Is Michael Moore a covert agent for the GOP?!

You know who Michael Moore is, right? He's the mockumentarian who has come to personify the liberal elite. He essentially blamed President Bush for 9/11 in his last piece of tripe. And, his current masterpiece portrays Fidel Castro's communist regime down in Cuba as home to the world's best health care system.
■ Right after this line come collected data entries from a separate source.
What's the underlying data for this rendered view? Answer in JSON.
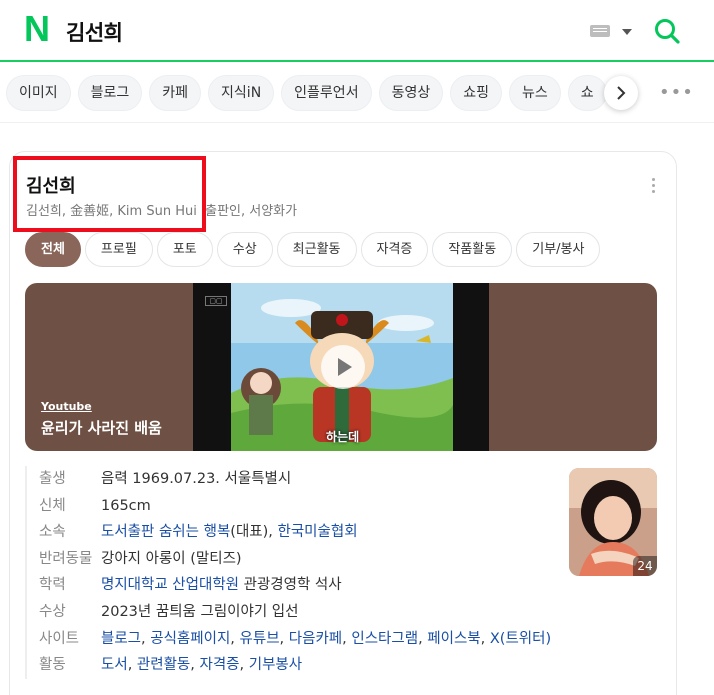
{
  "header": {
    "logo": "N",
    "query": "김선희"
  },
  "nav_chips": [
    "이미지",
    "블로그",
    "카페",
    "지식iN",
    "인플루언서",
    "동영상",
    "쇼핑",
    "뉴스",
    "쇼"
  ],
  "profile": {
    "name": "김선희",
    "aliases": "김선희, 金善姬, Kim Sun Hui",
    "occupations": "출판인, 서양화가",
    "photo_count": "24"
  },
  "tabs": [
    "전체",
    "프로필",
    "포토",
    "수상",
    "최근활동",
    "자격증",
    "작품활동",
    "기부/봉사"
  ],
  "video": {
    "source": "Youtube",
    "title": "윤리가 사라진 배움",
    "caption": "하는데"
  },
  "info": {
    "birth": {
      "key": "출생",
      "value": "음력 1969.07.23. 서울특별시"
    },
    "body": {
      "key": "신체",
      "value": "165cm"
    },
    "affiliation": {
      "key": "소속",
      "link1": "도서출판 숨쉬는 행복",
      "suffix1": "(대표), ",
      "link2": "한국미술협회"
    },
    "pet": {
      "key": "반려동물",
      "value": "강아지 아롱이 (말티즈)"
    },
    "education": {
      "key": "학력",
      "link": "명지대학교 산업대학원",
      "suffix": " 관광경영학 석사"
    },
    "award": {
      "key": "수상",
      "value": "2023년 꿈틔움 그림이야기 입선"
    },
    "sites": {
      "key": "사이트",
      "links": [
        "블로그",
        "공식홈페이지",
        "유튜브",
        "다음카페",
        "인스타그램",
        "페이스북",
        "X(트위터)"
      ]
    },
    "activity": {
      "key": "활동",
      "links": [
        "도서",
        "관련활동",
        "자격증",
        "기부봉사"
      ]
    }
  },
  "colors": {
    "brand_green": "#03c75a",
    "highlight_red": "#ee0d1c",
    "active_tab": "#8a6559",
    "link_blue": "#1a4fa5"
  }
}
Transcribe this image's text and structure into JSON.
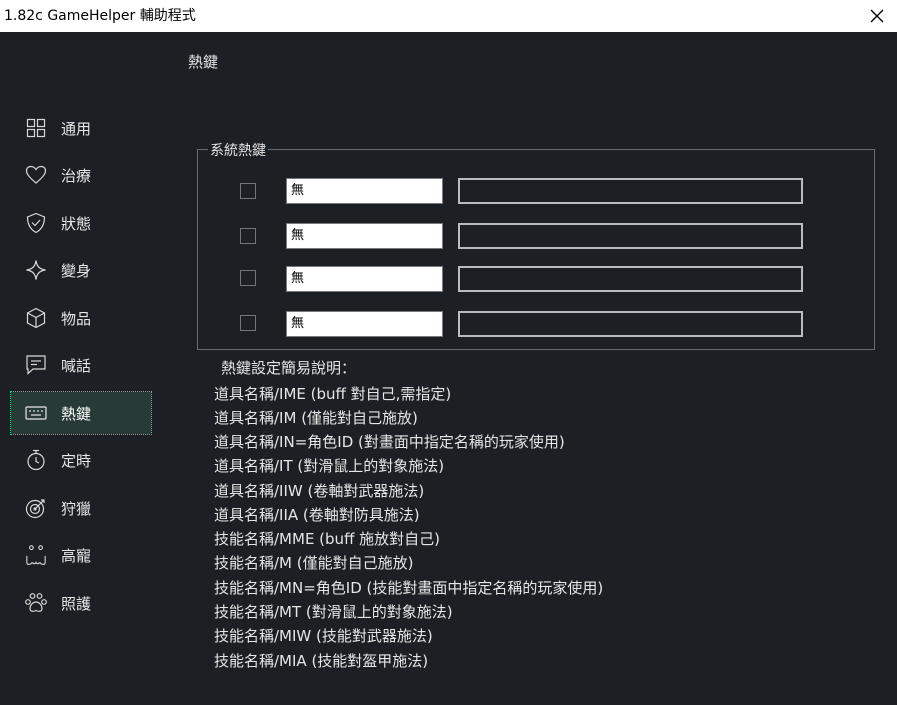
{
  "window": {
    "title": "1.82c GameHelper 輔助程式"
  },
  "page": {
    "title": "熱鍵"
  },
  "sidebar": {
    "items": [
      {
        "label": "通用",
        "icon": "grid-icon"
      },
      {
        "label": "治療",
        "icon": "heart-icon"
      },
      {
        "label": "狀態",
        "icon": "shield-icon"
      },
      {
        "label": "變身",
        "icon": "sparkle-icon"
      },
      {
        "label": "物品",
        "icon": "box-icon"
      },
      {
        "label": "喊話",
        "icon": "chat-icon"
      },
      {
        "label": "熱鍵",
        "icon": "keyboard-icon",
        "active": true
      },
      {
        "label": "定時",
        "icon": "stopwatch-icon"
      },
      {
        "label": "狩獵",
        "icon": "target-icon"
      },
      {
        "label": "高寵",
        "icon": "pet-face-icon"
      },
      {
        "label": "照護",
        "icon": "paw-icon"
      }
    ]
  },
  "hotkeys": {
    "group_title": "系統熱鍵",
    "rows": [
      {
        "checked": false,
        "key": "無",
        "item": ""
      },
      {
        "checked": false,
        "key": "無",
        "item": ""
      },
      {
        "checked": false,
        "key": "無",
        "item": ""
      },
      {
        "checked": false,
        "key": "無",
        "item": ""
      }
    ]
  },
  "help": {
    "title": "熱鍵設定簡易說明：",
    "lines": [
      "道具名稱/IME (buff 對自己,需指定)",
      "道具名稱/IM  (僅能對自己施放)",
      "道具名稱/IN=角色ID  (對畫面中指定名稱的玩家使用)",
      "道具名稱/IT  (對滑鼠上的對象施法)",
      "道具名稱/IIW (卷軸對武器施法)",
      "道具名稱/IIA (卷軸對防具施法)",
      "技能名稱/MME (buff 施放對自己)",
      "技能名稱/M   (僅能對自己施放)",
      "技能名稱/MN=角色ID  (技能對畫面中指定名稱的玩家使用)",
      "技能名稱/MT  (對滑鼠上的對象施法)",
      "技能名稱/MIW (技能對武器施法)",
      "技能名稱/MIA (技能對盔甲施法)"
    ]
  },
  "colors": {
    "background": "#1c1f23",
    "accent": "#28d79a",
    "text": "#e6e6e6"
  }
}
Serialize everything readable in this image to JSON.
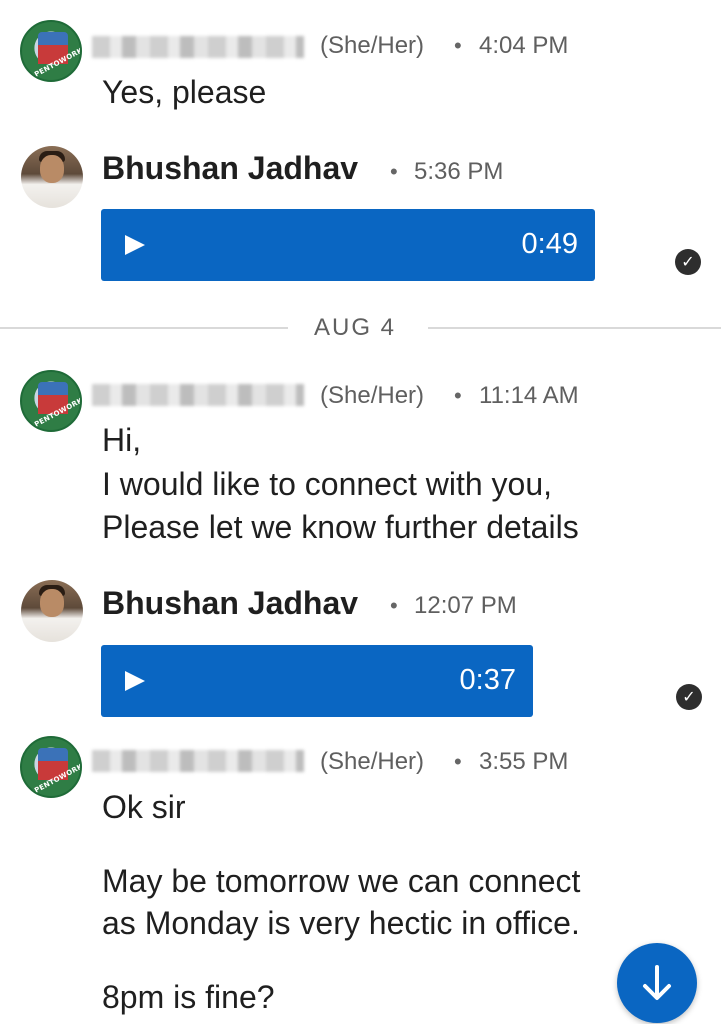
{
  "thread": {
    "messages": [
      {
        "sender": "",
        "pronouns": "(She/Her)",
        "time": "4:04 PM",
        "text": [
          "Yes, please"
        ]
      },
      {
        "sender": "Bhushan Jadhav",
        "time": "5:36 PM",
        "audio_duration": "0:49",
        "status": "delivered"
      },
      {
        "sender": "",
        "pronouns": "(She/Her)",
        "time": "11:14 AM",
        "text": [
          "Hi,",
          "I would like to connect with you,",
          "Please let we know further details"
        ]
      },
      {
        "sender": "Bhushan Jadhav",
        "time": "12:07 PM",
        "audio_duration": "0:37",
        "status": "delivered"
      },
      {
        "sender": "",
        "pronouns": "(She/Her)",
        "time": "3:55 PM",
        "text": [
          "Ok sir",
          "May be tomorrow we can connect",
          "as Monday is very hectic in office.",
          "8pm is fine?"
        ]
      }
    ],
    "date_separator": "AUG 4",
    "avatar_org_text": "OPENTOWORK",
    "separator_dot": "•"
  },
  "colors": {
    "accent": "#0a66c2",
    "text": "#1f1f1f",
    "meta": "#5f5f5f",
    "divider": "#d9d9d9"
  },
  "icons": {
    "play": "play-icon",
    "check": "check-circle-icon",
    "scroll": "arrow-down-icon"
  }
}
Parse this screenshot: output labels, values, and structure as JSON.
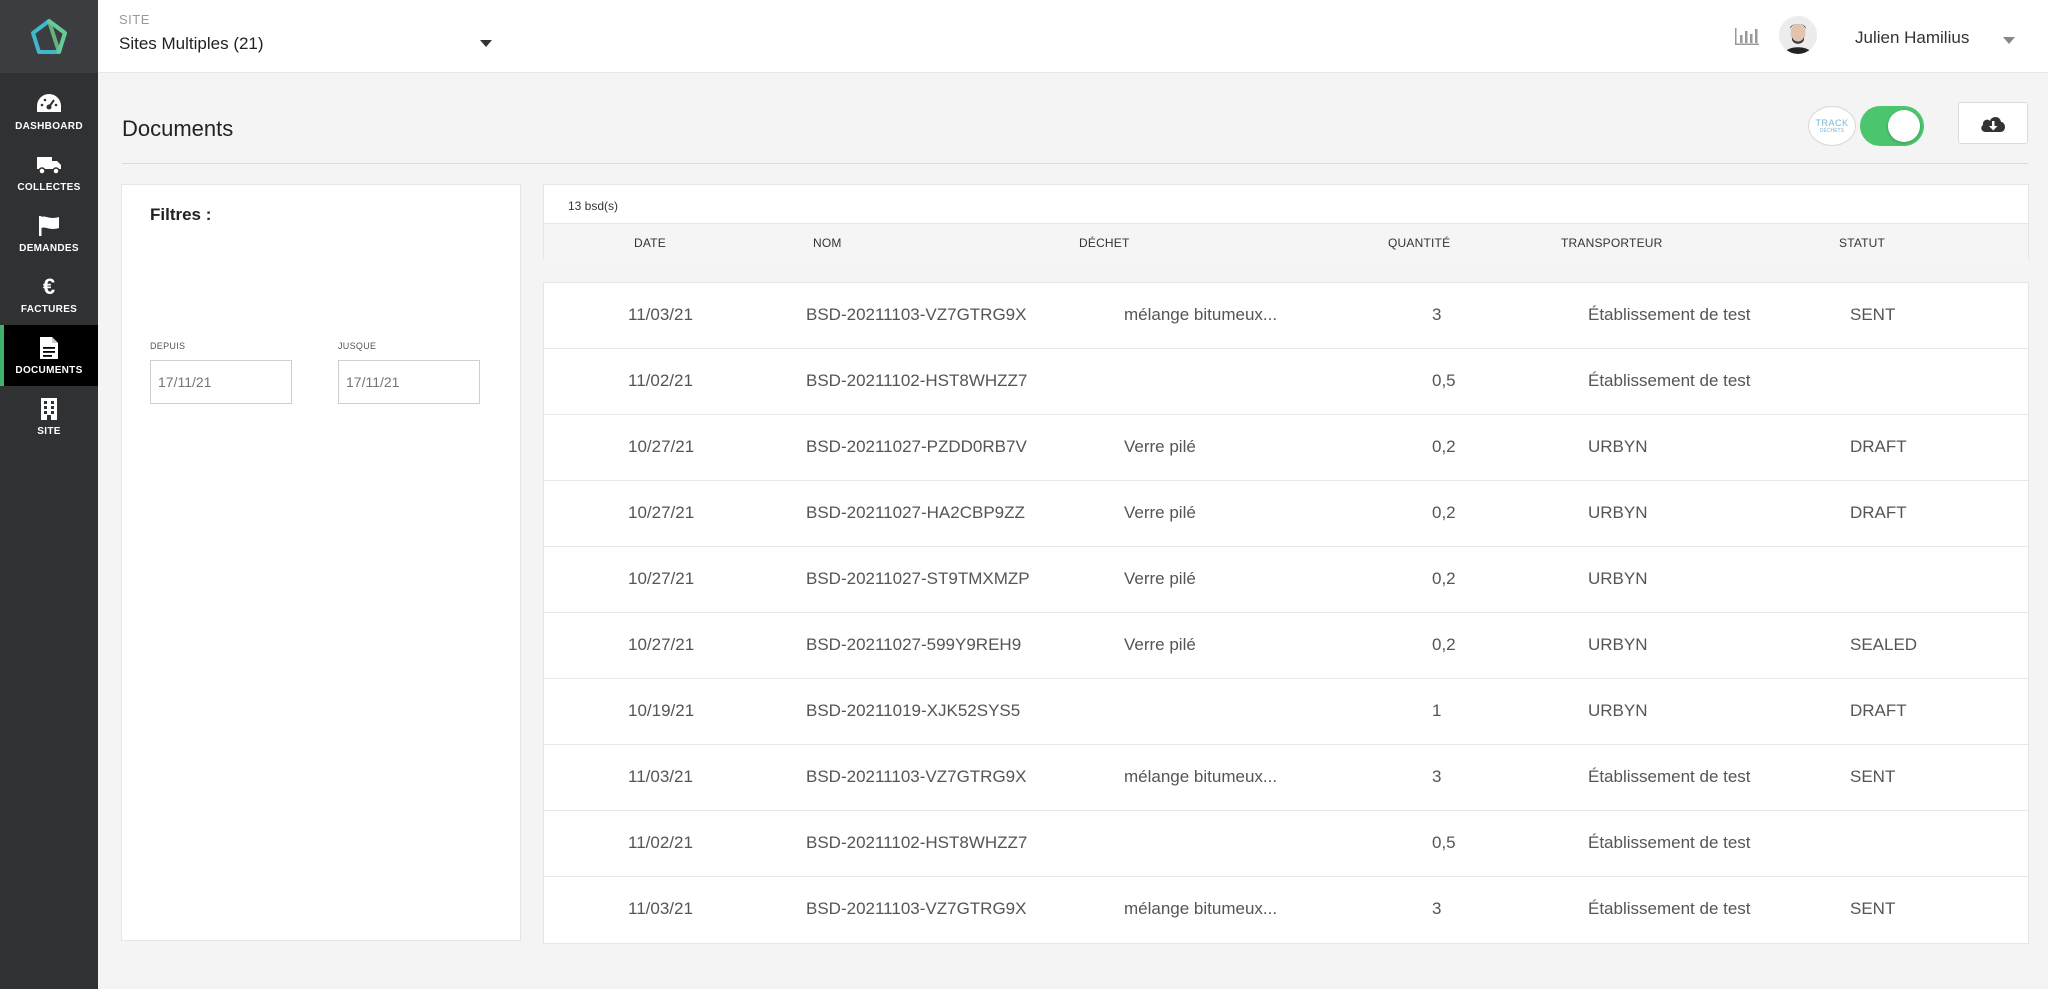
{
  "sidebar": {
    "items": [
      {
        "label": "DASHBOARD",
        "icon": "dashboard-icon"
      },
      {
        "label": "COLLECTES",
        "icon": "truck-icon"
      },
      {
        "label": "DEMANDES",
        "icon": "flag-icon"
      },
      {
        "label": "FACTURES",
        "icon": "euro-icon",
        "glyph": "€"
      },
      {
        "label": "DOCUMENTS",
        "icon": "document-icon",
        "active": true
      },
      {
        "label": "SITE",
        "icon": "building-icon"
      }
    ]
  },
  "header": {
    "site_label": "SITE",
    "site_value": "Sites Multiples (21)",
    "user_name": "Julien Hamilius"
  },
  "page": {
    "title": "Documents",
    "track_logo": {
      "line1": "TRACK",
      "line2": "DÉCHETS"
    }
  },
  "filters": {
    "title": "Filtres :",
    "since_label": "DEPUIS",
    "until_label": "JUSQUE",
    "since_placeholder": "17/11/21",
    "until_placeholder": "17/11/21"
  },
  "table": {
    "count": "13 bsd(s)",
    "columns": [
      "DATE",
      "NOM",
      "DÉCHET",
      "QUANTITÉ",
      "TRANSPORTEUR",
      "STATUT"
    ],
    "rows": [
      [
        "11/03/21",
        "BSD-20211103-VZ7GTRG9X",
        "mélange bitumeux...",
        "3",
        "Établissement de test",
        "SENT"
      ],
      [
        "11/02/21",
        "BSD-20211102-HST8WHZZ7",
        "",
        "0,5",
        "Établissement de test",
        ""
      ],
      [
        "10/27/21",
        "BSD-20211027-PZDD0RB7V",
        "Verre pilé",
        "0,2",
        "URBYN",
        "DRAFT"
      ],
      [
        "10/27/21",
        "BSD-20211027-HA2CBP9ZZ",
        "Verre pilé",
        "0,2",
        "URBYN",
        "DRAFT"
      ],
      [
        "10/27/21",
        "BSD-20211027-ST9TMXMZP",
        "Verre pilé",
        "0,2",
        "URBYN",
        ""
      ],
      [
        "10/27/21",
        "BSD-20211027-599Y9REH9",
        "Verre pilé",
        "0,2",
        "URBYN",
        "SEALED"
      ],
      [
        "10/19/21",
        "BSD-20211019-XJK52SYS5",
        "",
        "1",
        "URBYN",
        "DRAFT"
      ],
      [
        "11/03/21",
        "BSD-20211103-VZ7GTRG9X",
        "mélange bitumeux...",
        "3",
        "Établissement de test",
        "SENT"
      ],
      [
        "11/02/21",
        "BSD-20211102-HST8WHZZ7",
        "",
        "0,5",
        "Établissement de test",
        ""
      ],
      [
        "11/03/21",
        "BSD-20211103-VZ7GTRG9X",
        "mélange bitumeux...",
        "3",
        "Établissement de test",
        "SENT"
      ]
    ]
  },
  "colors": {
    "sidebar_bg": "#2f3133",
    "active_accent": "#3fb36b",
    "toggle_on": "#4cc66e",
    "logo_teal": "#3fb8c9"
  }
}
Isn't this an extreme example of cognitive dissonance?! I mean, this bloated #)*(%#* wants the same federal government that he believes cannot successfully defend our homeland against terrorists to now be put in complete control of our $2 trillion health care system? Somehow, I doubt he sees the irony in his eagerness to socialize 17% of our domestic economy.

Fortunately, Mike Huckabee continues to be the voice of reason. He called Moore on the mat on this issue, pointing out that people from around the world come knocking on America's door when they need specialized medical care. You NEVER hear of anyone from anywhere rushing down to Havana when they're having a major health problem, do you?!

The former Arkansas governor conceded the US health care system does need some significant reform. For example, he cited the staggering statistic that 75% of our current expenditures are on TREATING disease, and suggested perhaps a greater slice of the pie should go to PREVENTING ailments in the first place. Of course, being proactive about our well-being would involve things Moore apparently finds abhorrent like excercise and sensible diet.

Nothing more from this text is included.